Censorship of Online Encyclopedias: Implications for NLP Models


Yang and Roberts 2021 use word embeddings to show how the Chinese online encyclopedia Baidu Baike has censored concepts like democracy and collective action by comparing them to Chinese language Wikipedia.


  • Wikipedia Blocked By China

    • “Chinese language Wikipedia has been blocked intermittently ever since it was first established in 2001. Since May 19, 2015, all of Chinese language Wikipedia has been blocked by the Great Firewall of China [27, 44]. More recently, not just Chinese language Wikipedia, but all language versions of Wikipedia have been blocked from mainland China [2].” (Yang and Roberts 2021])
  • Models Trained Off Wikipedia Vs.

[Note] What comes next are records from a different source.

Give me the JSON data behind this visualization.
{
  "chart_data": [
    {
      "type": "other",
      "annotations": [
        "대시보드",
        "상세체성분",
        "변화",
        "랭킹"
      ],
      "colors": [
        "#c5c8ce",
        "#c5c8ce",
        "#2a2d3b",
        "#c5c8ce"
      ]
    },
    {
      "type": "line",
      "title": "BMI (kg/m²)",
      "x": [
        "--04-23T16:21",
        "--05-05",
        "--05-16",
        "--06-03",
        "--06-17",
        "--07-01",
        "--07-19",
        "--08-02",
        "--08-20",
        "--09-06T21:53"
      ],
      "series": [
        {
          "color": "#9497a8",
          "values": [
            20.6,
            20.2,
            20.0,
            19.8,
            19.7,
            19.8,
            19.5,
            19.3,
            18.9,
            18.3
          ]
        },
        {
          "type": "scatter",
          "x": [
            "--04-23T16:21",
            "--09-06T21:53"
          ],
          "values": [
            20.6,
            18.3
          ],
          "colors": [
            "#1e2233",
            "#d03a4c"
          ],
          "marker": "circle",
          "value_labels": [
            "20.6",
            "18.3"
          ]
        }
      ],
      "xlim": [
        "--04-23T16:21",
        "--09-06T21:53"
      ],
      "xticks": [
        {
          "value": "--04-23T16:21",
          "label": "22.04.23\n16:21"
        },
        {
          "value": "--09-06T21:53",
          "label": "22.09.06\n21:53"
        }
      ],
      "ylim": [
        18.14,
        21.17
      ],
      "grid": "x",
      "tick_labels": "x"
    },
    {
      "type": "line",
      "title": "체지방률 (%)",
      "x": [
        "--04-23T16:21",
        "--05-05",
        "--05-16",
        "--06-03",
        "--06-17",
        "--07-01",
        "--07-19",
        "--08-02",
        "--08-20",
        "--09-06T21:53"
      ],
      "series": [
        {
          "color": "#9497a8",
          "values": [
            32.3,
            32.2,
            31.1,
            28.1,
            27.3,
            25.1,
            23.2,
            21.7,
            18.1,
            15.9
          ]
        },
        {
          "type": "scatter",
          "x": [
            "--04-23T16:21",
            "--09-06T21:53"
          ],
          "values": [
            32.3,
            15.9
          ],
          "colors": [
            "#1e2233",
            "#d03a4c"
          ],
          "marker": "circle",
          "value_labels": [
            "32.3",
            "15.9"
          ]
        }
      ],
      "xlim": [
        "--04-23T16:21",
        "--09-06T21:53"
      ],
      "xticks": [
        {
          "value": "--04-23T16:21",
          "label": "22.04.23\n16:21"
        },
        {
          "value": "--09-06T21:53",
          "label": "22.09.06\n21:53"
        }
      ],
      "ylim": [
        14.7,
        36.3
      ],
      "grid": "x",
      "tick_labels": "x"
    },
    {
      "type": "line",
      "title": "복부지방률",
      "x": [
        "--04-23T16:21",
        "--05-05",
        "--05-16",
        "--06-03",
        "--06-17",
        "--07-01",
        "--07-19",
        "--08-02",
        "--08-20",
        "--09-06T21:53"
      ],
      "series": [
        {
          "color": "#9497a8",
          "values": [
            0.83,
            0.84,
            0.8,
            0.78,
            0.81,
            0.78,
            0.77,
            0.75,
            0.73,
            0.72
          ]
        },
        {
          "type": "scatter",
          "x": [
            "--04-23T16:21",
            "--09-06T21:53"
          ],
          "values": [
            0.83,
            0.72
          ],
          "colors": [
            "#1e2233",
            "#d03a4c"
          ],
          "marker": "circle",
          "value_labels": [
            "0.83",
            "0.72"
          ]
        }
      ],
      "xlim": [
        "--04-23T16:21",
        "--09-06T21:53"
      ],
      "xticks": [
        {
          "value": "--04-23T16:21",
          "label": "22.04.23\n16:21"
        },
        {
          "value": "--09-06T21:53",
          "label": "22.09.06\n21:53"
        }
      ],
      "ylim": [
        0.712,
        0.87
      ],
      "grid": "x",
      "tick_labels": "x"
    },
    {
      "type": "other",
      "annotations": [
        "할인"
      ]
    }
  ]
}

Baidu Baike Produce Different Outcomes

    • “We show that using the pre-trained word embeddings from Baidu Baike and Chinese language Wikipedia with identical training data produces sentiment predictions for news headlines that differ systematically across our categories of interest.” (Yang and Roberts 2021])
  • Models Trained Off Chinese Wikipedia Are Significantly More Positive To Ideas Of Democracy Etc. Than Baidu Baike

    • “The results are largely consistent with what we found in Section 4. Overwhelmingly, Wikipedia predicts headlines that contain target words in the categories of freedom, democracy, election, and collective action to be more positive. In contrast, Baidu Baike predicts headlines that contain target words of figures that the CCP views positively to be more positive. The exceptions to our expectations are the categories of social control, surveillance, CCP, and historical events, where we cannot reject the null of no difference between the two corpuses, although they do not go against our expectations.” (Yang and Roberts 2021])